Each of us should be thankful for the incredible ability of our minds instantly and automatically to respond in such an emergency. How many of us have been saved from injury or death on the highway because our right foot slammed on the brake while our hands pulled on the steering wheel--all this before we had time even to think the command "Watch out for that car!"
Brilliant as this built-in emergency system is, sometimes things can go awry. During panic, the body responds with many of the same psychological changes that take place during an emergency. However, panic is an exaggeration of our emergency response. Instead of taking advantage of the body's rapidly increased strength, the individual experiencing panic becomes overwhelmed by a variety of physical symptoms. The more he focuses his attention on these internal changes, the more anxious he becomes and the less able he is to reassure himself.
A panic attack causes the fastest and most complex reaction known within the human body. It immediately alters the functioning of the eyes, several major glands, the brain, heart, lungs, stomach, intestines, pancreas, kidneys and bladder, and the major muscle groups. Within the cardiovascular system, the heart increases its rates of contractions, the amount of blood it pumps with each contraction, and the pressure it exerts as blood is pumped into the arteries. The vessels that channel blood into the vital organs and skeletal muscles expand, increasing their blood flow, while the blood vessels in the arms, legs, and other less vital parts of the body begin to constrict, reducing blood flow in those areas.
While this is taking place, your rate of respiration increases. The pupils dilate to improve distance vision. Within the gastrointestinal system, all digestive activity is diminished. Metabolism, the conversion of foods into energy, is enhanced, and increased amounts of sugars and fatty acids are secreted into the bloodstream.

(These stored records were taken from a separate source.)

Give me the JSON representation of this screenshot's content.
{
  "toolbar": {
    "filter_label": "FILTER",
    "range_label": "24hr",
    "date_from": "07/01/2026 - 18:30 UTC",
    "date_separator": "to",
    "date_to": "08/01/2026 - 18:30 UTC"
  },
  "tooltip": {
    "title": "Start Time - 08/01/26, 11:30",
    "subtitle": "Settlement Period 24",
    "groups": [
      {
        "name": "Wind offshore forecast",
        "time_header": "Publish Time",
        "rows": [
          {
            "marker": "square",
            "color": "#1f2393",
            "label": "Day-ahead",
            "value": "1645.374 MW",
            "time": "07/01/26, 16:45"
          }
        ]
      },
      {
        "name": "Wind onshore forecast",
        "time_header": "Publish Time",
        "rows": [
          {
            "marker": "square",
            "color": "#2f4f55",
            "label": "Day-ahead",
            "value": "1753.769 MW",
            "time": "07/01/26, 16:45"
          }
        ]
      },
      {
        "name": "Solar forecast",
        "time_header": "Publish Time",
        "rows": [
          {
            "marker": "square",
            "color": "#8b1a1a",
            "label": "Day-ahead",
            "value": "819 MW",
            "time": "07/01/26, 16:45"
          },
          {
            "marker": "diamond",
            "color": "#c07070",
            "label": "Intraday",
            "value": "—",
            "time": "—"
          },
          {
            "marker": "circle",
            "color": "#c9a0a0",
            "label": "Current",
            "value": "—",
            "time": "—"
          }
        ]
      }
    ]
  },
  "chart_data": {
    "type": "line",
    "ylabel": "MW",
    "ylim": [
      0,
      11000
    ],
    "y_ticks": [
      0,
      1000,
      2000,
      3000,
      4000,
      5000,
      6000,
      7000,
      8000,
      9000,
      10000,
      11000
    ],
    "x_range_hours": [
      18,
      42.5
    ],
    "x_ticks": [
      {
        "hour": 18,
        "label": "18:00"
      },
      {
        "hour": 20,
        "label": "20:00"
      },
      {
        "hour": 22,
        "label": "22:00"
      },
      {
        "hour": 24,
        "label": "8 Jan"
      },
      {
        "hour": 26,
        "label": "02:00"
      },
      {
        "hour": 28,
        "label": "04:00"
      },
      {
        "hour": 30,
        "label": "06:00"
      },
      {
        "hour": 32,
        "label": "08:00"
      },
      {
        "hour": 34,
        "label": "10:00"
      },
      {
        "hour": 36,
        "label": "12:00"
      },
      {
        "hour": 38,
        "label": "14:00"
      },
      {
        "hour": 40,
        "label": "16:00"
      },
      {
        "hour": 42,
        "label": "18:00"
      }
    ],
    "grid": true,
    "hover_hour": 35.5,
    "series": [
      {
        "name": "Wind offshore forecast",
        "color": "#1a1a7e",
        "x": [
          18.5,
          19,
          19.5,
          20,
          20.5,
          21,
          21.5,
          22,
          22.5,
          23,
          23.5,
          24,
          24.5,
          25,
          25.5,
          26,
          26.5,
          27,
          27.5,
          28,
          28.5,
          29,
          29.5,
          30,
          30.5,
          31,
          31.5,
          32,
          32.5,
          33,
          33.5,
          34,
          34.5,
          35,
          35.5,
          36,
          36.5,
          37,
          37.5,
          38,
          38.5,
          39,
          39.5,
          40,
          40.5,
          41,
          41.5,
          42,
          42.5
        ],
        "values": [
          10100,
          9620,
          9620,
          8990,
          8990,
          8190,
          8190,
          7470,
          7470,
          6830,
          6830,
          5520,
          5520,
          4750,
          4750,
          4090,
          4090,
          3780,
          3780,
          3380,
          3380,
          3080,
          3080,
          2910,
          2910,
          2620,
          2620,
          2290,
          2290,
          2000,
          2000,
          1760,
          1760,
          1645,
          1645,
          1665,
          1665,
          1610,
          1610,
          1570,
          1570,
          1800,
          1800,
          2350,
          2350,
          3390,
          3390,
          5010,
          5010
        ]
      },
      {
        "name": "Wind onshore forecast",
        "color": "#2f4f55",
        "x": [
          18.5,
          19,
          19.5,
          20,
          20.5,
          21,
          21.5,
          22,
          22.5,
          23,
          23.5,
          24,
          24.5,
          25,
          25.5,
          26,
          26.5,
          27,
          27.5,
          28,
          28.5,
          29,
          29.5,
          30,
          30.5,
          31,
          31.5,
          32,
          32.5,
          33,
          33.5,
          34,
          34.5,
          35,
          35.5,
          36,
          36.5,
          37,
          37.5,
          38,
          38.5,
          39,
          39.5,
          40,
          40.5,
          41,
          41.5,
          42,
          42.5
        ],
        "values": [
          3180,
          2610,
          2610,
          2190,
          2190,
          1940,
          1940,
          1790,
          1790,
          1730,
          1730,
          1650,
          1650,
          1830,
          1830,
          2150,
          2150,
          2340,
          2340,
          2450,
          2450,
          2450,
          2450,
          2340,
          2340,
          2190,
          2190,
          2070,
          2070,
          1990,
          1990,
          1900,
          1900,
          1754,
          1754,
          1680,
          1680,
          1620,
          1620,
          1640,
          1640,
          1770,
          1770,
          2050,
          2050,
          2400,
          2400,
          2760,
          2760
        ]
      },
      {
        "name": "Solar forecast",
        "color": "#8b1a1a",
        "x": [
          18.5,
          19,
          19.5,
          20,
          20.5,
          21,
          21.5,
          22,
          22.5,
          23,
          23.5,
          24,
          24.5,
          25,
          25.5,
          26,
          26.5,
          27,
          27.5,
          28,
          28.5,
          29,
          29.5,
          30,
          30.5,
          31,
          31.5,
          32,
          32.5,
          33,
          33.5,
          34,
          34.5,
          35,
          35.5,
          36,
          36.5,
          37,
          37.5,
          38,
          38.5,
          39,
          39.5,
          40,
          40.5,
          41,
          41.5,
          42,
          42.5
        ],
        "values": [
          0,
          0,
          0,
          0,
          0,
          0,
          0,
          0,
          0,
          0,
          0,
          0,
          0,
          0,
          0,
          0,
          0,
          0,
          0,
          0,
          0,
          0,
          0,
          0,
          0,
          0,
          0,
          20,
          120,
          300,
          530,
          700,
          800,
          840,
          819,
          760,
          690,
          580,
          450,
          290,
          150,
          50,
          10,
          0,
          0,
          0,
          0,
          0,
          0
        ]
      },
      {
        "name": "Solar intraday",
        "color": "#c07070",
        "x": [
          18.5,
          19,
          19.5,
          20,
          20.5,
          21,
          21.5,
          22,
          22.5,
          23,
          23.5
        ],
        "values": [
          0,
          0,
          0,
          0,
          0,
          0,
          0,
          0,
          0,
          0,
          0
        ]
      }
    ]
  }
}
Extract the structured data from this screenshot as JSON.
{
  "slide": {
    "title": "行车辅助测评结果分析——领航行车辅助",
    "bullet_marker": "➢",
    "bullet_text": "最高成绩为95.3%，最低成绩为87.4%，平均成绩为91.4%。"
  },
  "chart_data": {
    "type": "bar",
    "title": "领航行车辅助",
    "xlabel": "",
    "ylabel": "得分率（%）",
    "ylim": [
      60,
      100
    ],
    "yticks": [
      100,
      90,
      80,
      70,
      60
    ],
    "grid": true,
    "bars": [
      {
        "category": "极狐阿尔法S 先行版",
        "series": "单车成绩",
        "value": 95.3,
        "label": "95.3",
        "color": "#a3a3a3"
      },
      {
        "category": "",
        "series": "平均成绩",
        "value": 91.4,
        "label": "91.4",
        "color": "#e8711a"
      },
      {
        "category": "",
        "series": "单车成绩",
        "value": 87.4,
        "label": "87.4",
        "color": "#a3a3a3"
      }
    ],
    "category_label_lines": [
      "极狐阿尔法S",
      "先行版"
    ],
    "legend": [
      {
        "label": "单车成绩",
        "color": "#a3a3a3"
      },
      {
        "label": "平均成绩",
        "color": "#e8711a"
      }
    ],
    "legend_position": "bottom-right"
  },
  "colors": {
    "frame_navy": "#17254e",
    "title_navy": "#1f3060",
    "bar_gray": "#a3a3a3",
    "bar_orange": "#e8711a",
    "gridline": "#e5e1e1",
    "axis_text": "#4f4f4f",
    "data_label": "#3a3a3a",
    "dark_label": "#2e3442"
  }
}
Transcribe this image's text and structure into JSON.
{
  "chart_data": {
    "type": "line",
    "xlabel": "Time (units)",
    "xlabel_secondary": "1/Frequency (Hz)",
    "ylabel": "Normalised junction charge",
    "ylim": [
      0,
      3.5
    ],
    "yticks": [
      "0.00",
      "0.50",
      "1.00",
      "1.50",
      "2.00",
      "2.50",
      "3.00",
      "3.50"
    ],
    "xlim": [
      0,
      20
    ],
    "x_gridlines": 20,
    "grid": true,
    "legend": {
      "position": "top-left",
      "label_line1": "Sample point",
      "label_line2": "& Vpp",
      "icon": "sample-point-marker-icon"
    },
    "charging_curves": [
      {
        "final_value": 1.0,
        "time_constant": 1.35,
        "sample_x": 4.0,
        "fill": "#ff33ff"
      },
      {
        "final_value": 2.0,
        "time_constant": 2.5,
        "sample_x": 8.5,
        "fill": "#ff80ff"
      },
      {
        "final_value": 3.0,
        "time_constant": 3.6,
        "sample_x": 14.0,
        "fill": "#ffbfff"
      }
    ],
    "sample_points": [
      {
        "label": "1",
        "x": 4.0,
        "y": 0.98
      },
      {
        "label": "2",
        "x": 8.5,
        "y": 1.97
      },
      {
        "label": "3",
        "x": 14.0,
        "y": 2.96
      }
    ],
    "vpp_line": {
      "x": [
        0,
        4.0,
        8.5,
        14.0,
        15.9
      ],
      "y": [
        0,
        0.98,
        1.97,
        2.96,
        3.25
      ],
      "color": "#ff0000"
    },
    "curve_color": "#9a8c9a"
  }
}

Your subjective experience during a panic attack can vary greatly. Certain sensations (such as noticing your heart rate) are directly related to the physiological changes I have just mentioned. Others (such as the fear that you are dying) are produced by your mental and emotional response to these sensations. Listed below are a variety of symptoms associated with different parts of the body during a panic attack. Generally speaking, the more symptoms you have during the attack and the greater the intensity of each symptom, the more devastated you feel by this assault.
The head. Decreased blood flow to the brain, caused by hyperventilation, may result in a feeling of lightheadedness or dizziness, as though your head is "swimming." You may feel faint.